Di masa pemerintahan Orde Baru hingga penetapan 1 Juni 1945 sebagai Hari Lahir Pancasila di tahun 2016, peringatan Hari Kesaktian Pancasila tidak banyak dipertanyakan. Setelah Hari Kelahiran Pancasila diperingati kembali setiap 1 Juni, barulah kerap muncul pertanyaan tentang bagaimana memosisikan Hari Kesaktian Pancasila.
Untuk menjawab pertanyaan tersebut, terlebih dahulu kita harus mengetahui latar belakang historis mengapa pada waktu itu pemerintahan Orde Baru menetapkan Hari Kesaktian Pancasila dan setelah itu melihat asas manfaatnya bagi bangsa dan negara.
Merujuk sejarahnya, Hari Kesaktian Pancasila ditetapkan sebagai satu kesimpulan dan keputusan untuk memberi tanda dan momentum keberhasilan menumpas pemberontakan 30 September 1965 oleh Partai Komunis Indonesia (PKI) yang dikenal sebagai pemberontakan G-30-S/PKI. Pada peristiwa pemberontakan tersebut, enam jenderal dan satu perwira Angkatan Darat terbunuh di malam 30 September 1965.
Berbeda dengan Orde Baru yang menyebut G-30-S/PKI, Presiden Sukarno atau Bung Karno menyebut pemberontakan PKI sebagai Gestok atau Gerakan 1 Oktober karena terjadi dini hari 1 Oktober 1965. Melalui pidato pertanggungjawabannya yang berjudul “Nawaksara” dan disampaikan di hadapan Sidang MPRS, Bung Karno menjelaskan mengenai Gestok dan hubungan antarlembaga negara.
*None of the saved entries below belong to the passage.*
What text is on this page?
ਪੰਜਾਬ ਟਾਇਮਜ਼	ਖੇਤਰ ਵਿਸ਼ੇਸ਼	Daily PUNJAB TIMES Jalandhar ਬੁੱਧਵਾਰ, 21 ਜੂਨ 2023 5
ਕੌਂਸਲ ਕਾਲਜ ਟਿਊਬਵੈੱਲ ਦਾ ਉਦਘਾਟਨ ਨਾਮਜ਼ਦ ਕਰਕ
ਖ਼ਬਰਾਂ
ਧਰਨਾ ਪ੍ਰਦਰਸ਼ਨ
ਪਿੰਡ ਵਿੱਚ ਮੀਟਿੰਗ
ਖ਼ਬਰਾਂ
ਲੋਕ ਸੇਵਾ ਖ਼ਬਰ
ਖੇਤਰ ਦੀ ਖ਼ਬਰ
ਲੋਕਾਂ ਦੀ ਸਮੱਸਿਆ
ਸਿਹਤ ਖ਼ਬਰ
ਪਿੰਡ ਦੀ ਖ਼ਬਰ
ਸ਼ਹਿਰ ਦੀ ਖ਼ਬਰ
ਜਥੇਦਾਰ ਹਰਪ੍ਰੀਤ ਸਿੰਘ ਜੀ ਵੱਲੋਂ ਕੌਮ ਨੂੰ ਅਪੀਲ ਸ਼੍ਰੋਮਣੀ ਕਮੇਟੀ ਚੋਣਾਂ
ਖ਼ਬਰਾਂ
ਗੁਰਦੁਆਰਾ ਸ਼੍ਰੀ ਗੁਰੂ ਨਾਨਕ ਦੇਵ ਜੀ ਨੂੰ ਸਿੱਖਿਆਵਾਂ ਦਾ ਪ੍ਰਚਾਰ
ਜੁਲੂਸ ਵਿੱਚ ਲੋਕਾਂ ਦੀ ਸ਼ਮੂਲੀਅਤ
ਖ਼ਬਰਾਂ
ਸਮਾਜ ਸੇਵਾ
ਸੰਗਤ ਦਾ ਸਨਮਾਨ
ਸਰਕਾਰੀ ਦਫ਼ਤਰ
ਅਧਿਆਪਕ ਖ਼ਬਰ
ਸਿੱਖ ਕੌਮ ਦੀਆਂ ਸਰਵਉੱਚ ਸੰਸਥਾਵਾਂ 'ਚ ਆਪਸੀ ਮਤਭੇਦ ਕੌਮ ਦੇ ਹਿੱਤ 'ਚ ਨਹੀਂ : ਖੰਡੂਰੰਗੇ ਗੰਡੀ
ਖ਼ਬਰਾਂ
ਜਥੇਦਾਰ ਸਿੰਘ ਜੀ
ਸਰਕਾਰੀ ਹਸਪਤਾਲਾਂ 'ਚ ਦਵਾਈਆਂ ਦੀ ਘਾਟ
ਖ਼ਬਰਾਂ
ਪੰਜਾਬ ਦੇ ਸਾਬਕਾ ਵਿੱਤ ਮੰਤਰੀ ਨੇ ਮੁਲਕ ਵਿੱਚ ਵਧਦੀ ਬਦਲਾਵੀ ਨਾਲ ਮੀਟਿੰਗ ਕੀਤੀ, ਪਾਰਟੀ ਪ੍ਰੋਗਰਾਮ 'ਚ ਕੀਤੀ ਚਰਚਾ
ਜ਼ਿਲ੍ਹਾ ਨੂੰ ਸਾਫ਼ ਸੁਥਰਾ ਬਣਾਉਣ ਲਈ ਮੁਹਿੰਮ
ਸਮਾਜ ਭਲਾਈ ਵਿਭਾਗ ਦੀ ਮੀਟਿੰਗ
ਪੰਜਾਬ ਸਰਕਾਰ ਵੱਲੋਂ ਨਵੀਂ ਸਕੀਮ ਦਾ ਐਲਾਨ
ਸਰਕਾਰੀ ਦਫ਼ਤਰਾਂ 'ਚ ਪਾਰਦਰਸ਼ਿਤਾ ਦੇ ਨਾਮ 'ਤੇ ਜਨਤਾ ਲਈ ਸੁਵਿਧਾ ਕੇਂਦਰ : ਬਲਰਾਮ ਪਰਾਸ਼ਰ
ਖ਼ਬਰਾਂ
Namun pidato pertanggungjawaban itu ditolak oleh MPRS dan Bung Karno diminta untuk memberikan penjelasan tambahan.
Bung Karno kemudian menyampaikan penjelasannya lewat pidato pelengkap Nawaksara tanggal 10 Januari 1967. Ia menjelaskan bahwa Gestok terjadi disebabkan oleh tiga alasan. Pertama, karena pimpinan PKI yang keblinger. Kedua, diakibatkan oleh tindakan subversif Neokolim, yakni adanya pihak asing yang diduga sudah masuk ke Indonesia seperti CIA. Ketiga, adanya oknum yang tidak bertanggung jawab. Selanjutnya, Bung Karno menyampaikan bahwa Gestok merupakan upaya penyerbuan yang sempurna bagi dirinya.
Pernyataan Bung Karno kemudian terbukti dengan diturunkannya Bung Karno sebagai Presiden RI pada 12 Maret 1967. Bung Karno diturunkan dengan tuduhan mendukung G-30-S/PKI. Tuduhan yang hingga sekarang tidak pernah terbukti. Dengan turunnya Bung Karno, Soeharto lalu mengambil alih kekuasaan dan membubarkan PKI serta menangkap 15 menteri Sukarno dengan tuduhan terlibat G-30-S/PKI.
Dalam perkembangannya, fakta-fakta sejarah memperlihatkan bahwa dari dokumen CIA setebal sekitar 30 ribu halaman yang dirilis pada 17 Oktober 2017 di George Washington University, diakui adanya keterlibatan AS dalam G-30-S/PKI dan bahkan nama Soeharto disebut-sebut di dalamnya.